Penjarahan atau "njarah" dalam bahasa Jawa merupakan tindakan tercela yang mencerminkan perampasan hak milik orang lain, biasanya dilakukan dengan memanfaatkan situasi kacau atau tidak kondusif. Meski secara esensial mirip dengan merampok, njarah lebih sering diasosiasikan dengan kerumunan yang secara bersama-sama mengambil barang milik orang lain.Â
Perilaku ini jelas merusak hubungan sosial dalam masyarakat, mencederai rasa keadilan, dan bertentangan dengan nilai-nilai moral yang dijunjung tinggi, khususnya di Indonesia yang dikenal dengan budaya ketimurannya.
Sayangnya, meskipun nilai-nilai moral tersebut sering digaungkan, fenomena penjarahan masih kerap terjadi. Situasi ini biasanya muncul dalam momen-momen chaos, seperti kerusuhan atau kecelakaan, di mana individu atau kelompok memanfaatkan keadaan untuk mengambil keuntungan.
 Sebagai contoh, ketika sebuah truk kontainer bermuatan sembako, minyak, atau bahan bakar mengalami kecelakaan, tidak jarang masyarakat sekitar langsung berebut mengambil muatan yang berserakan, tanpa memedulikan kondisi supir yang mungkin trauma atau kerugian besar yang ditanggung pemilik barang. Ironisnya, tindakan tersebut sering kali dianggap biasa, bahkan dirayakan sebagai "rezeki dari Tuhan."
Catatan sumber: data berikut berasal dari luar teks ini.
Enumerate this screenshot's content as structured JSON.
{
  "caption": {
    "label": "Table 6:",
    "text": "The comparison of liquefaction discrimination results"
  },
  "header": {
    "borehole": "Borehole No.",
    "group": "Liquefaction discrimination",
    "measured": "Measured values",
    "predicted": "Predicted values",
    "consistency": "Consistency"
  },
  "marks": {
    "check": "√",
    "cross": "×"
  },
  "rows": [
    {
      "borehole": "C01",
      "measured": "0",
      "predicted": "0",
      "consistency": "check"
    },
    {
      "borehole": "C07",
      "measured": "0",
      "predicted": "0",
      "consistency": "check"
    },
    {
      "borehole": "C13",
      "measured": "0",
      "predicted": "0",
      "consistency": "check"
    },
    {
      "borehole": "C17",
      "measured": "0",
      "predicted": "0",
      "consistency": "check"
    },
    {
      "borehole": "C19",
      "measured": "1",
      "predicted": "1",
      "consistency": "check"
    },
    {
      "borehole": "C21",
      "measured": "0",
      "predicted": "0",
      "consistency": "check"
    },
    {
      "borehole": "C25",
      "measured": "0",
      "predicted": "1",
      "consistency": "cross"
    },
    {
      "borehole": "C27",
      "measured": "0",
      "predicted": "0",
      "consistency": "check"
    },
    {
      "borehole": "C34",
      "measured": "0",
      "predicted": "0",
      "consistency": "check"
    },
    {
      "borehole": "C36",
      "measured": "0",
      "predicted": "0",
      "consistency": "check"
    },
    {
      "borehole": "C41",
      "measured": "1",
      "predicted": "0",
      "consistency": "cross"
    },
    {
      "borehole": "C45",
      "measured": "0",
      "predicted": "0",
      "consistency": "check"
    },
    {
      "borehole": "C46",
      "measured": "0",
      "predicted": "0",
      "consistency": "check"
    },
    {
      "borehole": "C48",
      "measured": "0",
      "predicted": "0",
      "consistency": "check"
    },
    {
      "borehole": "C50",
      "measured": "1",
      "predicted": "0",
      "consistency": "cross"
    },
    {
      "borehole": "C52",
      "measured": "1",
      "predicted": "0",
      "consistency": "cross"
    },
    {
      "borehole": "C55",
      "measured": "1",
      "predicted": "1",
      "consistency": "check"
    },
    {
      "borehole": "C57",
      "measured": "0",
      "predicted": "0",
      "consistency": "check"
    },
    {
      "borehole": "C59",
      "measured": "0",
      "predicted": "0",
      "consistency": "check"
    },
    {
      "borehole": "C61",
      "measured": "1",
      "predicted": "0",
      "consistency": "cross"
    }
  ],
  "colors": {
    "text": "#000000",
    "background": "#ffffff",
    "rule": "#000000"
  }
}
Fenomena ini memunculkan pertanyaan besar: apakah tindakan ini murni akibat kesenjangan ekonomi atau masalah moralitas masyarakat? Di satu sisi, sulit untuk mengabaikan fakta bahwa ketimpangan ekonomi di Indonesia masih menjadi masalah serius. Namun, menyalahkan pemerintah sepenuhnya atas tindakan seperti ini juga tidak sepenuhnya tepat.Â
Sebab, pada dasarnya, tindakan menjarah adalah pilihan individu yang mencerminkan lemahnya integritas moral, bukan sekadar dampak ekonomi.
Memang, ada argumen bahwa motif di balik tindakan buruk terkadang berangkat dari niat baik. Misalnya, seorang pencuri yang mencuri demi menyekolahkan anaknya mungkin memiliki alasan yang menyentuh.Â
Namun, bagaimanapun mulianya motif tersebut, cara yang dipilih tetap salah. Demikian pula dalam kasus penjarahan. Tidak peduli seberapa sulit situasi ekonomi, mengambil barang milik orang lain dengan memanfaatkan keadaan adalah tindakan yang tidak etis dan melanggar hukum.
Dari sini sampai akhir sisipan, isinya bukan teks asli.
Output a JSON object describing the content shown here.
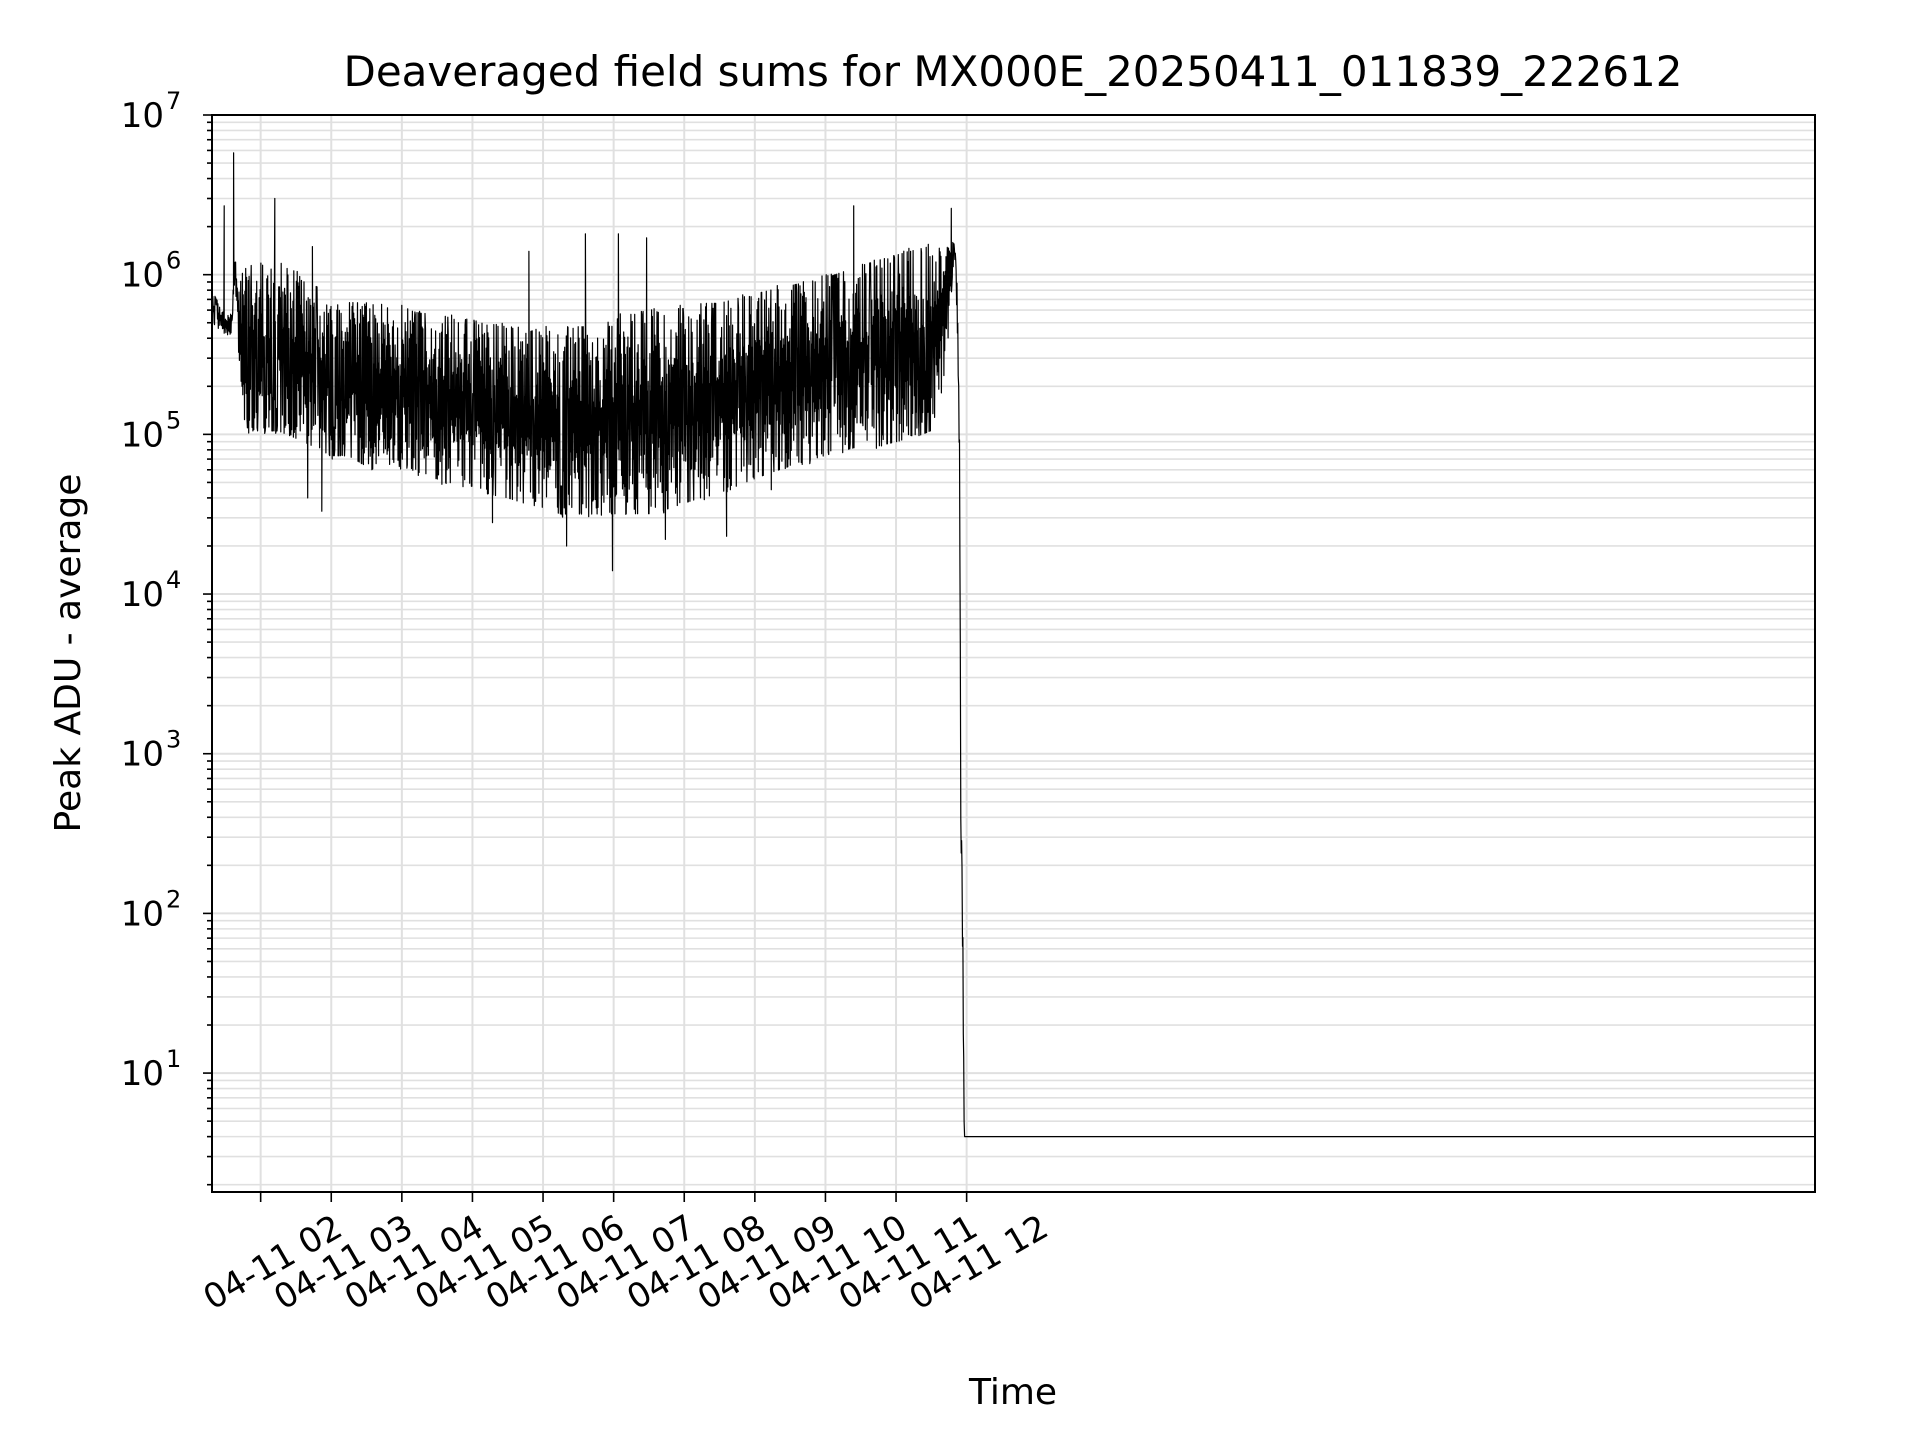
{
  "chart_data": {
    "type": "line",
    "title": "Deaveraged field sums for MX000E_20250411_011839_222612",
    "xlabel": "Time",
    "ylabel": "Peak ADU - average",
    "yscale": "log",
    "ylim": [
      1.8,
      10000000
    ],
    "y_tick_base": "10",
    "y_ticks": [
      {
        "value": 10,
        "exp": "1"
      },
      {
        "value": 100,
        "exp": "2"
      },
      {
        "value": 1000,
        "exp": "3"
      },
      {
        "value": 10000,
        "exp": "4"
      },
      {
        "value": 100000,
        "exp": "5"
      },
      {
        "value": 1000000,
        "exp": "6"
      },
      {
        "value": 10000000,
        "exp": "7"
      }
    ],
    "xlim": [
      "2025-04-11 01:18:39",
      "2025-04-12 00:01:00"
    ],
    "x_ticks": [
      {
        "t": "2025-04-11 02:00",
        "label": "04-11 02"
      },
      {
        "t": "2025-04-11 03:00",
        "label": "04-11 03"
      },
      {
        "t": "2025-04-11 04:00",
        "label": "04-11 04"
      },
      {
        "t": "2025-04-11 05:00",
        "label": "04-11 05"
      },
      {
        "t": "2025-04-11 06:00",
        "label": "04-11 06"
      },
      {
        "t": "2025-04-11 07:00",
        "label": "04-11 07"
      },
      {
        "t": "2025-04-11 08:00",
        "label": "04-11 08"
      },
      {
        "t": "2025-04-11 09:00",
        "label": "04-11 09"
      },
      {
        "t": "2025-04-11 10:00",
        "label": "04-11 10"
      },
      {
        "t": "2025-04-11 11:00",
        "label": "04-11 11"
      },
      {
        "t": "2025-04-11 12:00",
        "label": "04-11 12"
      }
    ],
    "grid": true,
    "line_color": "#000000",
    "grid_color": "#e0e0e0",
    "series": [
      {
        "x": [
          "2025-04-11 01:18:39",
          "2025-04-11 01:25:00",
          "2025-04-11 01:30:00",
          "2025-04-11 01:35:00",
          "2025-04-11 01:38:00",
          "2025-04-11 01:42:00",
          "2025-04-11 01:45:00",
          "2025-04-11 01:50:00",
          "2025-04-11 02:00:00",
          "2025-04-11 02:15:00",
          "2025-04-11 02:30:00",
          "2025-04-11 02:45:00",
          "2025-04-11 03:00:00",
          "2025-04-11 03:15:00",
          "2025-04-11 03:30:00",
          "2025-04-11 03:45:00",
          "2025-04-11 04:00:00",
          "2025-04-11 04:15:00",
          "2025-04-11 04:30:00",
          "2025-04-11 04:45:00",
          "2025-04-11 05:00:00",
          "2025-04-11 05:15:00",
          "2025-04-11 05:30:00",
          "2025-04-11 05:45:00",
          "2025-04-11 06:00:00",
          "2025-04-11 06:15:00",
          "2025-04-11 06:30:00",
          "2025-04-11 06:45:00",
          "2025-04-11 07:00:00",
          "2025-04-11 07:15:00",
          "2025-04-11 07:30:00",
          "2025-04-11 07:45:00",
          "2025-04-11 08:00:00",
          "2025-04-11 08:15:00",
          "2025-04-11 08:30:00",
          "2025-04-11 08:45:00",
          "2025-04-11 09:00:00",
          "2025-04-11 09:15:00",
          "2025-04-11 09:30:00",
          "2025-04-11 09:45:00",
          "2025-04-11 10:00:00",
          "2025-04-11 10:15:00",
          "2025-04-11 10:30:00",
          "2025-04-11 10:45:00",
          "2025-04-11 11:00:00",
          "2025-04-11 11:15:00",
          "2025-04-11 11:30:00",
          "2025-04-11 11:40:00",
          "2025-04-11 11:45:00",
          "2025-04-11 11:48:00",
          "2025-04-11 11:50:00",
          "2025-04-11 11:52:00",
          "2025-04-11 11:54:00",
          "2025-04-11 11:55:00",
          "2025-04-11 11:56:00",
          "2025-04-11 11:57:00",
          "2025-04-11 11:58:00",
          "2025-04-11 11:59:00",
          "2025-04-12 00:00:00",
          "2025-04-12 00:01:00"
        ],
        "upper": [
          800000,
          650000,
          550000,
          600000,
          1300000,
          900000,
          1100000,
          1200000,
          1200000,
          1200000,
          1100000,
          900000,
          800000,
          700000,
          700000,
          650000,
          650000,
          600000,
          600000,
          550000,
          550000,
          500000,
          500000,
          450000,
          500000,
          500000,
          500000,
          500000,
          550000,
          600000,
          600000,
          650000,
          650000,
          700000,
          700000,
          750000,
          800000,
          850000,
          900000,
          950000,
          1000000,
          1100000,
          1200000,
          1300000,
          1400000,
          1500000,
          1600000,
          1600000,
          1500000,
          1700000,
          1500000,
          900000,
          100000,
          2000,
          300,
          60,
          4,
          4,
          4,
          4
        ],
        "lower": [
          500000,
          450000,
          420000,
          420000,
          900000,
          250000,
          120000,
          100000,
          100000,
          100000,
          90000,
          80000,
          70000,
          70000,
          60000,
          60000,
          60000,
          55000,
          50000,
          45000,
          45000,
          40000,
          38000,
          35000,
          33000,
          30000,
          30000,
          30000,
          30000,
          30000,
          30000,
          32000,
          35000,
          38000,
          40000,
          45000,
          50000,
          55000,
          60000,
          65000,
          70000,
          75000,
          80000,
          80000,
          85000,
          90000,
          100000,
          200000,
          400000,
          1000000,
          1200000,
          500000,
          50000,
          300,
          150,
          20,
          4,
          4,
          4,
          4
        ],
        "spikes": [
          {
            "t": "2025-04-11 01:29:00",
            "value": 2700000
          },
          {
            "t": "2025-04-11 01:37:00",
            "value": 5800000
          },
          {
            "t": "2025-04-11 02:12:00",
            "value": 3000000
          },
          {
            "t": "2025-04-11 02:44:00",
            "value": 1500000
          },
          {
            "t": "2025-04-11 05:48:00",
            "value": 1400000
          },
          {
            "t": "2025-04-11 06:36:00",
            "value": 1800000
          },
          {
            "t": "2025-04-11 07:04:00",
            "value": 1800000
          },
          {
            "t": "2025-04-11 07:28:00",
            "value": 1700000
          },
          {
            "t": "2025-04-11 10:24:00",
            "value": 2700000
          },
          {
            "t": "2025-04-11 11:47:00",
            "value": 2600000
          }
        ],
        "dips": [
          {
            "t": "2025-04-11 02:40:00",
            "value": 40000
          },
          {
            "t": "2025-04-11 02:52:00",
            "value": 33000
          },
          {
            "t": "2025-04-11 05:17:00",
            "value": 28000
          },
          {
            "t": "2025-04-11 06:20:00",
            "value": 20000
          },
          {
            "t": "2025-04-11 06:59:00",
            "value": 14000
          },
          {
            "t": "2025-04-11 07:44:00",
            "value": 22000
          },
          {
            "t": "2025-04-11 08:36:00",
            "value": 23000
          },
          {
            "t": "2025-04-11 09:14:00",
            "value": 45000
          }
        ]
      }
    ]
  }
}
Dalam konteks budaya Indonesia yang menjunjung tinggi martabat dan asas gotong royong, perilaku njarah ini bertolak belakang dengan nilai-nilai yang seharusnya dipegang teguh. Lebih jauh, budaya njarah tidak hanya merugikan pihak lain, tetapi juga membawa dampak buruk bagi masyarakat luas.Â
Jika perilaku seperti ini terus dibiarkan, dikhawatirkan akan menjadi preseden buruk yang merembet hingga ke sistem pemerintahan.
 Sebagaimana penjarahan terjadi dengan memanfaatkan situasi, korupsi juga muncul dari memanfaatkan celah untuk keuntungan pribadi. Jika masyarakat terbiasa menormalisasi tindakan amoral seperti njarah, bukan tidak mungkin mentalitas tersebut terbawa hingga ke tingkat pengelolaan negara.